Salin Artikel

Asal-usul Nama Situbondo Diambil dari Nama Pangeran

KOMPAS.com - Situbondo adalah salah satu kabupaten di Jawa Timur.

Di masa penjajahan Belanda, Kabupaten Situbondo bernama Kabupaten Panarukan dengan ibu kota di Situbondo.

Pada saat Gubernur Jenderal Daendels sekitar (1808-1811) membangun jalan kerja paksa di sepanjang pantai utara Jawa. 

Proyek pembangunan jalan tersebut dikenal dengan sebutan Jalan Anyer-Panarukan atau Jalan Daendels.

Nama Kabupaten Panarukan kemudian diganti menjadi Kabupaten Situbondo pada masa pemerintahan Bupati Achmad Tahir sekitar 1972.

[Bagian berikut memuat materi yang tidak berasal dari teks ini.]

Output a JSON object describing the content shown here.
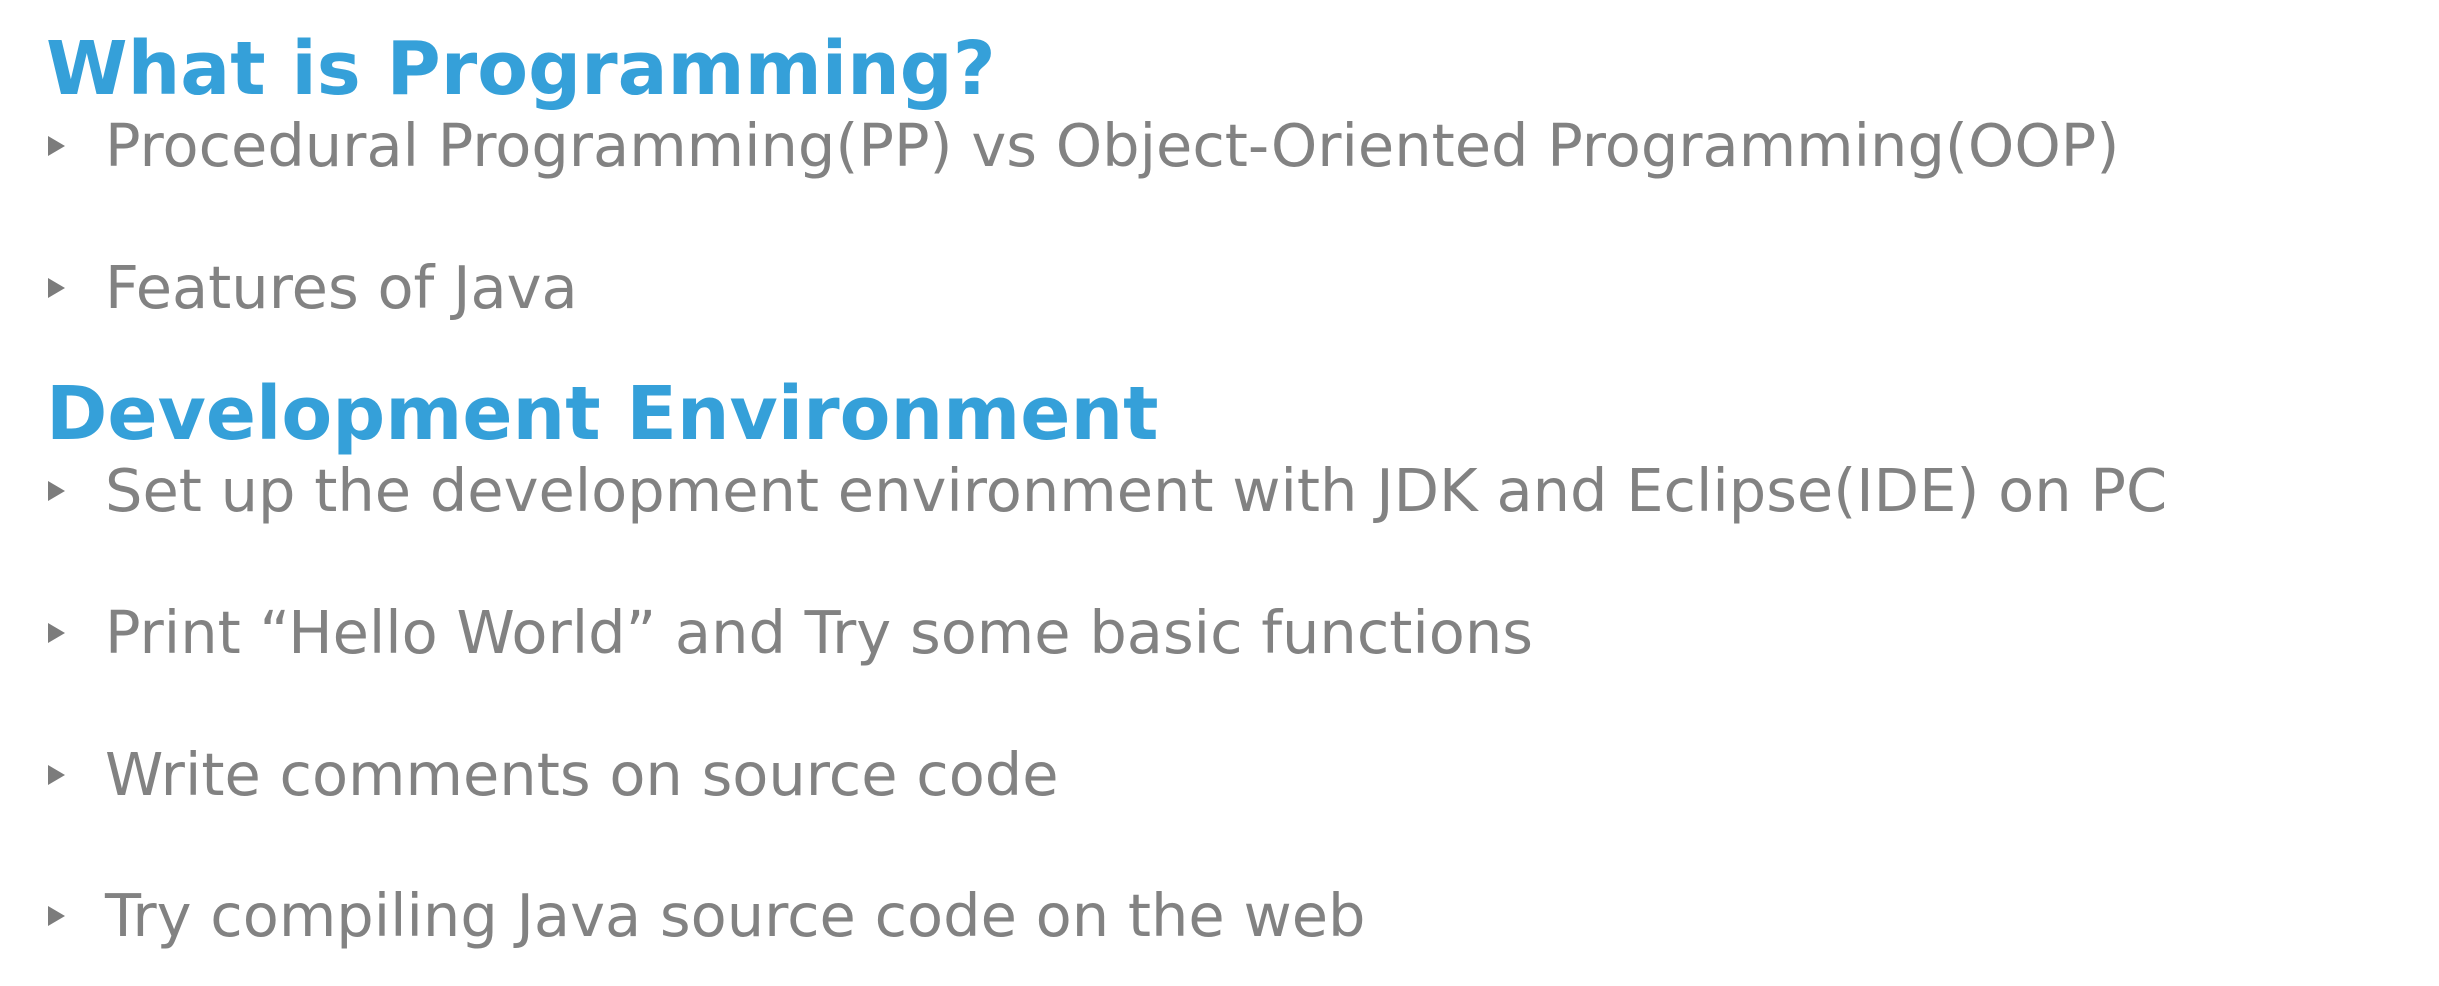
{
  "sections": [
    {
      "heading": "What is Programming?",
      "items": [
        "Procedural Programming(PP) vs Object-Oriented Programming(OOP)",
        "Features of Java"
      ]
    },
    {
      "heading": "Development Environment",
      "items": [
        "Set up the development environment with JDK and Eclipse(IDE) on PC",
        "Print “Hello World” and Try some basic functions",
        "Write comments on source code",
        "Try compiling Java source code on the web"
      ]
    }
  ],
  "colors": {
    "heading": "#35a0d9",
    "text": "#828282",
    "bullet_marker": "#7c7c7c"
  },
  "icons": {
    "bullet": "triangle-right-icon"
  }
}
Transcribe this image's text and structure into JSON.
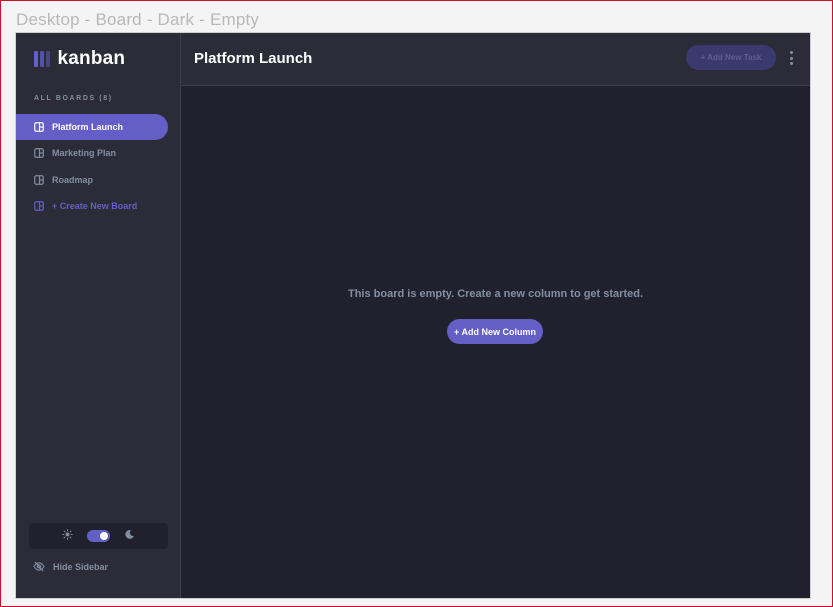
{
  "frame_title": "Desktop - Board - Dark - Empty",
  "logo": {
    "text": "kanban",
    "icon": "kanban-logo-icon"
  },
  "sidebar": {
    "heading": "ALL BOARDS (8)",
    "boards": [
      {
        "label": "Platform Launch",
        "icon": "board-icon",
        "active": true
      },
      {
        "label": "Marketing Plan",
        "icon": "board-icon",
        "active": false
      },
      {
        "label": "Roadmap",
        "icon": "board-icon",
        "active": false
      }
    ],
    "create_board": "+ Create New Board",
    "theme": {
      "light_icon": "sun-icon",
      "dark_icon": "moon-icon",
      "mode": "dark"
    },
    "hide_sidebar": "Hide Sidebar"
  },
  "header": {
    "board_title": "Platform Launch",
    "add_task": "+ Add New Task",
    "menu_icon": "vertical-ellipsis-icon"
  },
  "main": {
    "empty_message": "This board is empty. Create a new column to get started.",
    "add_column": "+ Add New Column"
  },
  "colors": {
    "accent": "#635FC7",
    "background": "#20212C",
    "panel": "#2B2C37",
    "muted_text": "#828FA3",
    "frame_border": "#C8102E"
  }
}
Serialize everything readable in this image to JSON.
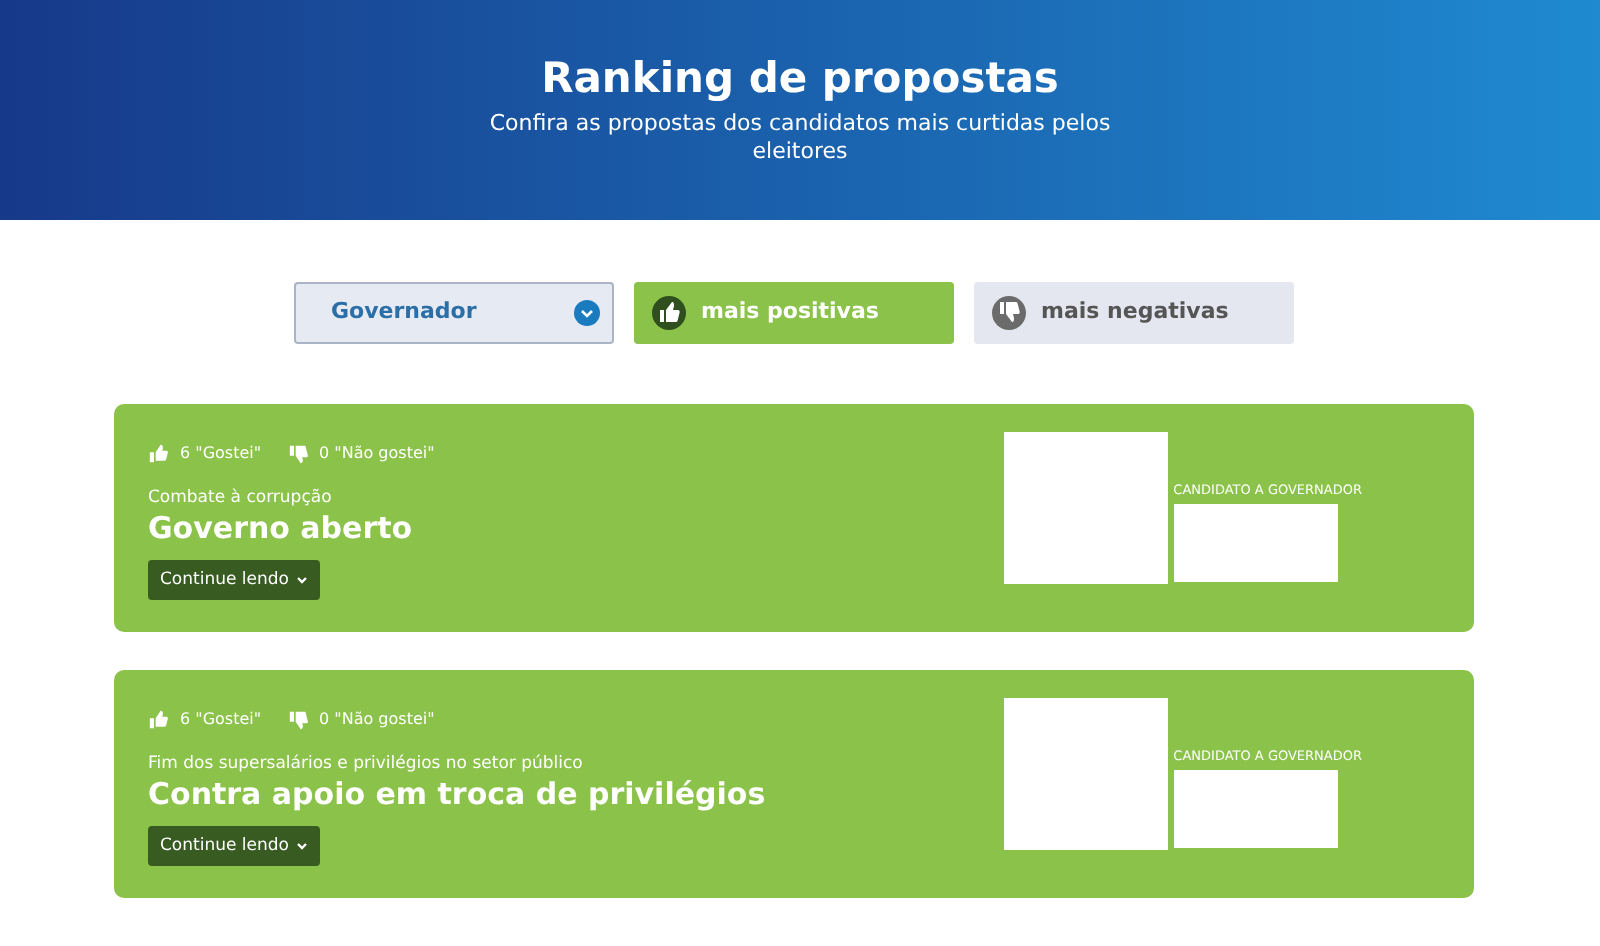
{
  "header": {
    "title": "Ranking de propostas",
    "subtitle": "Confira as propostas dos candidatos mais curtidas pelos eleitores"
  },
  "filters": {
    "select": {
      "value": "Governador"
    },
    "options": [
      {
        "kind": "up",
        "label": "mais positivas",
        "selected": true
      },
      {
        "kind": "down",
        "label": "mais negativas",
        "selected": false
      }
    ]
  },
  "proposals": [
    {
      "likes": "6 \"Gostei\"",
      "dislikes": "0 \"Não gostei\"",
      "category": "Combate à corrupção",
      "title": "Governo aberto",
      "button": "Continue lendo",
      "role": "CANDIDATO A GOVERNADOR"
    },
    {
      "likes": "6 \"Gostei\"",
      "dislikes": "0 \"Não gostei\"",
      "category": "Fim dos supersalários e privilégios no setor público",
      "title": "Contra apoio em troca de privilégios",
      "button": "Continue lendo",
      "role": "CANDIDATO A GOVERNADOR"
    }
  ]
}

Berdasarkan cerita legenda, nama Situbondo diambil dari nama seorang pangeran, yaitu Pangeran Aryo Gajah Situbondo atau Pangeran Situbondo.

Masyarakat menyakini bahwa Pangeran Situbondo tidak pernah menampakkan dirinya.

Diperkirakan keberadaan dirinya di wilayah Situbondo telah meninggal dunia akibat kekalahan pertempuran dengan Joko Jumput.

Berikut ini asal usul nama Situbondo berdasarkan legenda, salah satu cerita rakyat Situbondo. 

Asal-usul Nama Situbondo

Legenda Nama Situbondo

Pangeran Aryo Gajah Situbondo atau Pangeran Situbondo berasal dari Madura.

Suatu saat, Pangeran Aryo Gajah Situbondo bermaksud meminang putri Adipati Suroboyo yang terkenal cantik.

Pangeran Aryo Gajah Situbondo kemudian datang ke Surabaya untuk melamar putri Adipati Adipati Suroboyo tersebut.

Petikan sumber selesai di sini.